Whether managed conservatively or operatively, rehabilitation is phased to protect the healing medial structures while restoring function.

• Phase I (Weeks 0-3): Protection and Activation. The knee is locked in extension for ambulation. Weight-bearing is typically allowed as tolerated in the locked brace (unless osteochondral fixation dictates restricted weight-bearing). Isometric quadriceps activation (quad sets) and straight leg raises are initiated immediately to prevent VMO atrophy.
• Phase II (Weeks 3-6): Controlled Motion. The brace is unlocked to allow progressive passive and active-assisted range of motion. The goal is to achieve 90 degrees of flexion by week 4 and full ROM by week 6.

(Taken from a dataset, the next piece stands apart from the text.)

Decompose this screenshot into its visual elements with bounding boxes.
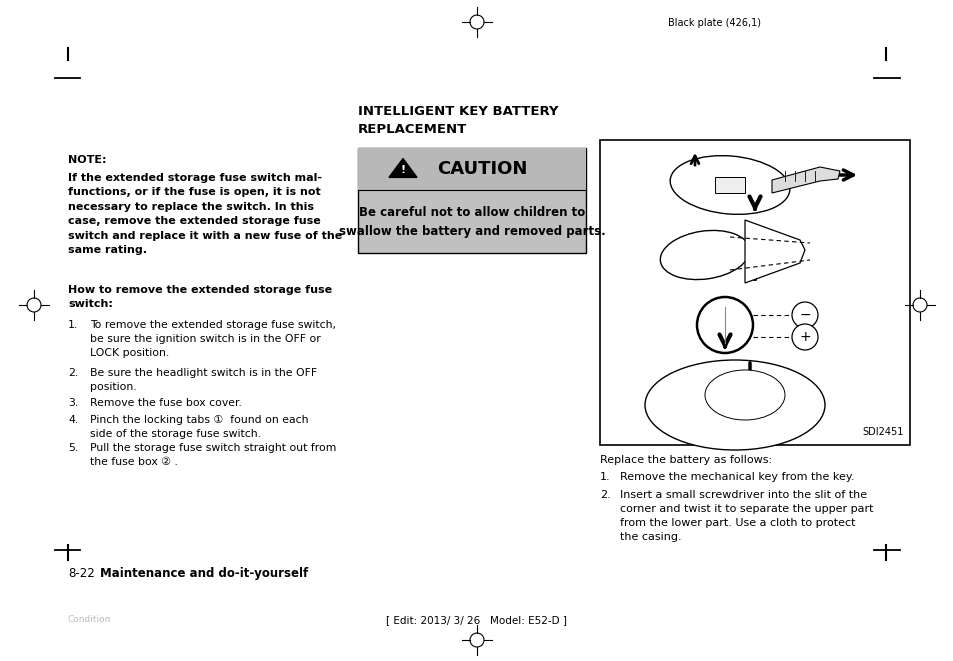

• Phase III (Weeks 6-12): Strengthening. The brace is discontinued. Focus shifts to closed-kinetic-chain exercises (e.g., mini-squats, leg presses) to strengthen the quadriceps, gluteals, and core, which are vital for dynamic lower extremity alignment.
• Phase IV (Months 3-6): Return to Sport. Plyometrics, agility drills, and sport-specific training are introduced. Return to play is permitted when the patient demonstrates symmetrical strength (>90% of the contralateral limb), full pain-free ROM, and no apprehension during dynamic valgus stress.